6 Article Near-identical segregation of mtDNA heteroplasmy in blood, muscle, urinary epithelium, and hair follicles in twins with optic atrophy, ptosis, and intractable epilepsy. 2013

Spyropoulos, Achilles / Manford, Mark / Horvath, Rita / Alston, Charlotte L / Yu-Wai-Man, Patrick / He, Langping / Taylor, Robert W / Chinnery, Patrick F. ·Wellcome Centre for Mitochondrial Research, Institute of Genetic Medicine, Newcastle University, Newcastle Upon Tyne, England. · Cambridge University Hospitals NHS Foundation Trust, Cambridge Biomedical Campus, Cambridge, England. · Wellcome Centre for Mitochondrial Research, Institute of Ageing and Health, Newcastle University, Newcastle Upon Tyne, England. ·JAMA Neurol · Pubmed #24126373.
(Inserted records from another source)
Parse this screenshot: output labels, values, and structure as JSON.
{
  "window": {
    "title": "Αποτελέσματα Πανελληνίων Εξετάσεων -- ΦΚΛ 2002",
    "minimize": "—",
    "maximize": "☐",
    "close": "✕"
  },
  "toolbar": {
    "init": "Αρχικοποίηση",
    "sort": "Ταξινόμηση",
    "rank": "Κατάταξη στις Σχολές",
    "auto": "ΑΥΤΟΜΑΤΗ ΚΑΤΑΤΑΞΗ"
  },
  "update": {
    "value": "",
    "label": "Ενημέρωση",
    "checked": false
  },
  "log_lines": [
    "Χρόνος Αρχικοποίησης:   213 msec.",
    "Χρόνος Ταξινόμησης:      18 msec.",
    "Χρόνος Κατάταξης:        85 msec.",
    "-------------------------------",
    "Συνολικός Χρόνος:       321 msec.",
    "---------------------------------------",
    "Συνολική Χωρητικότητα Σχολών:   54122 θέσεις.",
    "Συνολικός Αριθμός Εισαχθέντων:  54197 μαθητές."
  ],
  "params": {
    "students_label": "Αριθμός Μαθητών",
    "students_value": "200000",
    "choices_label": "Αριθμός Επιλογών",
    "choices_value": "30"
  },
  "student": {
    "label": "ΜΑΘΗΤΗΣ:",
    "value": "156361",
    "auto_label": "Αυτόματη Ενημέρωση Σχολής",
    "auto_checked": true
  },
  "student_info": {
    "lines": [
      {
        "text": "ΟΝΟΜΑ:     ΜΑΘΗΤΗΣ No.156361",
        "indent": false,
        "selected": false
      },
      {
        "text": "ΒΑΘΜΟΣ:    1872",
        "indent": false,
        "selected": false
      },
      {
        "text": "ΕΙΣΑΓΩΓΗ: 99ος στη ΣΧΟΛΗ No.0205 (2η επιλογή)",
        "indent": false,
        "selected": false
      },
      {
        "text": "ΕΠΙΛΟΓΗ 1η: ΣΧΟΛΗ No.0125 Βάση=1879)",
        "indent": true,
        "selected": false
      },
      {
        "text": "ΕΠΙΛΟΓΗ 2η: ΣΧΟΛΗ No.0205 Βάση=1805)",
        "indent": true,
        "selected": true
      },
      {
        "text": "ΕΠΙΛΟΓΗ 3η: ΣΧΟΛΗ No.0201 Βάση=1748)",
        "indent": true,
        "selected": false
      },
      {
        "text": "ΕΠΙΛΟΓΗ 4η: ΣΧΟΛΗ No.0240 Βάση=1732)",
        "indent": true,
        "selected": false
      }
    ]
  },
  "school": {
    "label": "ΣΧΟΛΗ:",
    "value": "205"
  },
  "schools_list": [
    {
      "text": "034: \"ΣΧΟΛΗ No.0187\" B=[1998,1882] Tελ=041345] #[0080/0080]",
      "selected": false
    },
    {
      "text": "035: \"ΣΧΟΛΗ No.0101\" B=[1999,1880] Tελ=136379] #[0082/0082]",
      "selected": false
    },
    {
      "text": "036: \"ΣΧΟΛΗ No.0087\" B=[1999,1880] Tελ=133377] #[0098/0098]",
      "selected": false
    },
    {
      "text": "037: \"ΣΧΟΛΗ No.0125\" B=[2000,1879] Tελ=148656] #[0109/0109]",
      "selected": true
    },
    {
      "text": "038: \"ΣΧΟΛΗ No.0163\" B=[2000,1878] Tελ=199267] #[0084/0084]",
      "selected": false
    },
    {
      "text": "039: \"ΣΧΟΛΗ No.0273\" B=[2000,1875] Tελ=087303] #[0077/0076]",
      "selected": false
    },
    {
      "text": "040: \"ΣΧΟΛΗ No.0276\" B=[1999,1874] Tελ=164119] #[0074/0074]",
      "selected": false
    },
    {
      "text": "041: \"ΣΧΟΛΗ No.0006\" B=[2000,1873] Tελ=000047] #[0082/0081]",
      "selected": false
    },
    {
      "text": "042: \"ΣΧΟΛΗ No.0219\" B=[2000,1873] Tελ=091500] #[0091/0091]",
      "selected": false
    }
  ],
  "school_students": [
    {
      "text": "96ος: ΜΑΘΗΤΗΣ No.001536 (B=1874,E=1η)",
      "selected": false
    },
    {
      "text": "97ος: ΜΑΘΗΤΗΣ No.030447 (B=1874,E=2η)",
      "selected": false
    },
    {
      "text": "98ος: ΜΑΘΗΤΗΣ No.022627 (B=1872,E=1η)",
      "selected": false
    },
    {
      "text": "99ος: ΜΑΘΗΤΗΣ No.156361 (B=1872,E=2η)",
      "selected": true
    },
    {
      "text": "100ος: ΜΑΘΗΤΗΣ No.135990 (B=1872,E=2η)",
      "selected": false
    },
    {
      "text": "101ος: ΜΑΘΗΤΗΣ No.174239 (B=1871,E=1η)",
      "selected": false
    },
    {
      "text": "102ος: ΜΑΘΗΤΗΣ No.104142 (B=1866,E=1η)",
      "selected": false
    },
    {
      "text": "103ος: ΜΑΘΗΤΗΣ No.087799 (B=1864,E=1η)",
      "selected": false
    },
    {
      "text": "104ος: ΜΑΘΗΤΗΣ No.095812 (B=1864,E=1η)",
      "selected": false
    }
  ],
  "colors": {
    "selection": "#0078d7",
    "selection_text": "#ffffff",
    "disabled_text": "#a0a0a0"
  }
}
ABSTRACT: IMPORTANCE: Mitochondrial DNA (mtDNA) disorders have emerged as major causes of inherited neurologic disease. Despite being well recognized for more than 2 decades, the clinical presentation continues to broaden. The phenotypic heterogeneity is partly owing to different percentage levels of mutant mtDNA heteroplasmy in different tissues, but the factors influencing this are poorly understood. OBSERVATIONS: This case report describes monozygotic male twins with ptosis, optic atrophy, and recent-onset intractable myoclonic epilepsy. The assessment of respiratory chain enzyme activities in the muscle from 1 twin revealed a severe and isolated defect involving mitochondrial complex I. Mitochondrial DNA sequencing revealed a pathogenic m.14487T>C MTND6 mutation, which was present at very high levels of heteroplasmy in muscle (84%) and lower levels in blood (15%), urinary epithelium (75%), and buccal mucosa (58%). Of particular interest, his identical twin was found to harbor very similar levels of the m.14487T>C mutation in his blood, urine, buccal mucosa, and hair follicle DNA samples, while the presence of low levels in the mother's tissues confirmed maternal transmission. CONCLUSIONS AND RELEVANCE: It was shown that m14487T>C can also cause the unusual combination of optic atrophy, ptosis, and encephalomyopathy leading to intractable seizures. Near-identical heteroplasmy levels in different tissues in both siblings support a nuclear genetic mechanism controlling the tissue segregation of mtDNA mutations.